After my day in the park, I sent a preview of the picture to my friend. Attached to the picture was the sentence above.
Someone told me that as a kid, life is black and white. And as we grow older we start to see the grey area that are in between and we start learning that life wasn't as simple as we understood. The simplicity of life that we thought we had it all figured out in our little head doesn't seem to make sense anymore. What ever happened to crying because you fell off the swing? What ever happened to the exultation we have when our parents got us the latest nintendo game boy?
Slowly, over time, we start to realize that the grey area that we never knew existed is started to grow on us. Expectations start to grow, and so does our egoistic desires. We start to become aware of the fact that the hardest thing to do is not seeking in the game of hide and seek, but rather having to grow up in the unjust world.
What we thought were happiness back then couldn't compare to a fragment of what happiness means to us now. Why? It's easy, our ego grew.
Whether its brand names, your gpa, which college you're admitted to, it all comes down to one pretext, society.
Society is definitely one of the biggest, most influential, grey area. When you reach a certain point in your childhood you're taught to conform to society whether you know it or not. How well you do in school, how well you carry your name, how materialistic you are, its all part of how you're slowly conforming to the sinister truth of what we call society.
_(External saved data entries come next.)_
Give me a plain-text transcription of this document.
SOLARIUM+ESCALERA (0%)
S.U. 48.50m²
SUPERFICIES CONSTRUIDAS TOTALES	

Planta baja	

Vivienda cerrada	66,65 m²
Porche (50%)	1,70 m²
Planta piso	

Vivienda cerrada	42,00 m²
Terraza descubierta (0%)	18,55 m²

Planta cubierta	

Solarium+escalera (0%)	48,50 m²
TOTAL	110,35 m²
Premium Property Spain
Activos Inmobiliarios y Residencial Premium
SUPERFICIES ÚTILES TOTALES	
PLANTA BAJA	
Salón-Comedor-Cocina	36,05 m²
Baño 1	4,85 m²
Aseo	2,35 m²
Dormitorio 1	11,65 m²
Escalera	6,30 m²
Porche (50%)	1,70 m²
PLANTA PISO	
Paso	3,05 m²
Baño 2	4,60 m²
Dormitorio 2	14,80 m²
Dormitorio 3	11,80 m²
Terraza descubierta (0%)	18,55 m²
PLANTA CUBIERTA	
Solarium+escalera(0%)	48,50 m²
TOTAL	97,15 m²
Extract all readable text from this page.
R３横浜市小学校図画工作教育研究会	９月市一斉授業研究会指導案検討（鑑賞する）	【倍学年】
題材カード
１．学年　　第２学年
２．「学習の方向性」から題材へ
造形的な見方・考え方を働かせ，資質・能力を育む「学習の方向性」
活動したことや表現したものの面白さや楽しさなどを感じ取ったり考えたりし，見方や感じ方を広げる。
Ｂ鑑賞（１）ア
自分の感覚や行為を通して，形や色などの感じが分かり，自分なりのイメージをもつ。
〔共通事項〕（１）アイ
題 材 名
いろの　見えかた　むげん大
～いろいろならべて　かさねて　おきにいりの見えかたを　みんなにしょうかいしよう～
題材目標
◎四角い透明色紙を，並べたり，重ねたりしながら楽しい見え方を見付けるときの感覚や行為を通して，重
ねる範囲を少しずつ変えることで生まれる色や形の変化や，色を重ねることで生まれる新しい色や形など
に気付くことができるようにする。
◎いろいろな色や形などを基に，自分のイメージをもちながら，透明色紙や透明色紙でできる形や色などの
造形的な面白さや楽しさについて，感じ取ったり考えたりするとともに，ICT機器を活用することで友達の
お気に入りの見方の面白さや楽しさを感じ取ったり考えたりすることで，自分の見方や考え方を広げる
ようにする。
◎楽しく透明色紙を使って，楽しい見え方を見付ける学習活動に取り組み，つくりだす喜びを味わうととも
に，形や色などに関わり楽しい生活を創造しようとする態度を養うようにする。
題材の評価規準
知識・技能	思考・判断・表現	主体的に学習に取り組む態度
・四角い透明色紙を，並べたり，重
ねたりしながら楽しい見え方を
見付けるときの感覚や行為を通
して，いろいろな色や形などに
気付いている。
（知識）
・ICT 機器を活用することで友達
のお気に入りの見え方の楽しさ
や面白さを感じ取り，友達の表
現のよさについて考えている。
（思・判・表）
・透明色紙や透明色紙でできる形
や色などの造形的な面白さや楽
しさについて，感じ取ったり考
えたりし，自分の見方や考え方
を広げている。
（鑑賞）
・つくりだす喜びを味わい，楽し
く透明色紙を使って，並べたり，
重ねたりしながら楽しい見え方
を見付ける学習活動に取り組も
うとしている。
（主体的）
The thing about happiness for us humans is probably the
misconception of it. Most of us seem to constantly confuse the source of our
happiness. We only momentarily chase after our incessant needs and desire, only
to find that after we acquire our goal of possessing that incessant we cease to
be happy. Then we find another desire to chase after, and the accustomed
routine continues. We chase, we acquire, we repeat.
When did our untainted happiness by riding on slides and tea parties change to an endless chase of materialism and surpluses?
I'd like to point out the obvious, the society we grew up in may or may not effect your happiness. Some grew up with so much lesser than others and thats when they're conformed to their society. The fact that you do not need to have much to be happy while others conform to the society that materialism is the most salient factor of their life.
So what is the whole point of this article? Am I going to tell you how to be happy? No. You know why?
Because I am also one of the vast majority that relies on human consumption of materialism to be happy, but I'm also trying my best to rely on other things.
But what I do want to tell you, however, is that I know that everyone deserves to be happy. Even for the shortest amount of time, everyone deserves it. And no matter how you got it, if its your happiness you deserve it.